After this came a purge that Ivereigh compares with the “clash between the Peronists and anti-Peronists” of Argentina in the 1950’s, with the difference that now “the ‘gorilas’ [fanatical anti-Peronists] were in the CIAS, and the ‘pueblo’ was with Bergoglio and the others.” In short: “a cleansing, in which everything associated with the deposed regime was reversed.”
And Bergoglio? In May of that same year of 1986, in agreement with the new provincial, Zorzín, he migrated to Germany, officially for a doctorate on Romano Guardini. But in December of the same year he was already on his way back home, to the rejoicing of his still numerous followers. Who in fact succeeded in electing none other than him as procurator of the Argentine province for a summit at the curia generalizia of Rome in September of 1987.
The next year it was Kolvenbach who went to Argentina, for a meeting with the provincials of the continent. But he avoided meeting Bergoglio, in spite of the fact that he was staying very near by. Ivereigh writes: “Over the next two years, the province increasingly polarized and turned in on itself” and Bergoglio “was increasingly blamed for stirring this up.” He cites the minutes of the meetings of the provincial consultors: “In every one of them we spoke about him. It was a constant worry, what we were going to do with this man.”

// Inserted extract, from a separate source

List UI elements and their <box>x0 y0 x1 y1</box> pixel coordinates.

In 1990 they exiled Bergoglio to Córdoba, no longer with any position, and they sent his closest confreres abroad. But soon after came the miracle. The archbishop of Buenos Aires, Antonio Quarracino, asked Rome for none other than Bergoglio as his auxiliary bishop. And he got him.
Ivereigh does not mention this. But it is here, in the secret consultations that precede the appointment of every new bishop, that Jesuit superior general Kolvenbach set down in writing his negative judgment on the appointment of Bergoglio. He was not heeded. But there is one episode immediately after the consecration of Bergoglio as bishop, in the summer of 1992, that shows how bitter the discord between the two remains.
While waiting for his new residence to be prepared, Bergoglio was accommodated at the house of the Jesuit curia of Buenos Aires, where in the meantime his archenemy García-Mata had become provincial.
“But it wasn’t an easy relationship. Bergoglio blamed García-Mata for defaming him in a report the provincial had written to Rome – the report was secret, but one of the consultors had informed Bergoglio – while García-Mata felt threatened by Bergoglio’s popularity among the younger Jesuits.”
The weeks went by and Bergoglio was for García-Mata an ever more “interfering” presence. Until on July 31, the feast of Saint Ignatius, the provincial hinted that he should leave. “But I’m very comfortable here,” Bergoglio answered.
“If he wanted him out, said Bergoglio, he should inform him formally. So García-Mata wrote to Father Kolvenbach, who backed the provincial, who left the general’s letter in Bergoglio’s room. García-Mata received a written response in return, in which Bergoglio gave the date of his departure.”
Against this background one can understand why from them on, during his many trips to Rome, Bergoglio never set foot in the curia generalizia of the Jesuits, staying instead at the clerical residence on Via della Scrofa, nor did he ever speak with Kolvenbach.
In order to be reconciled with the Society of Jesus, in short, the first Jesuit pope in history had to do nothing less than precisely that, be elected pope.
But today we know about the preceding conflict almost exclusively from his point of view, mediated by his biographer friends.
The point of view of the others, starting with the judgment of his general from a quarter of a century ago, is still to a large extent unknown to us.
(English translation by Matthew Sherry, Ballwin, Missouri, U.S.A.)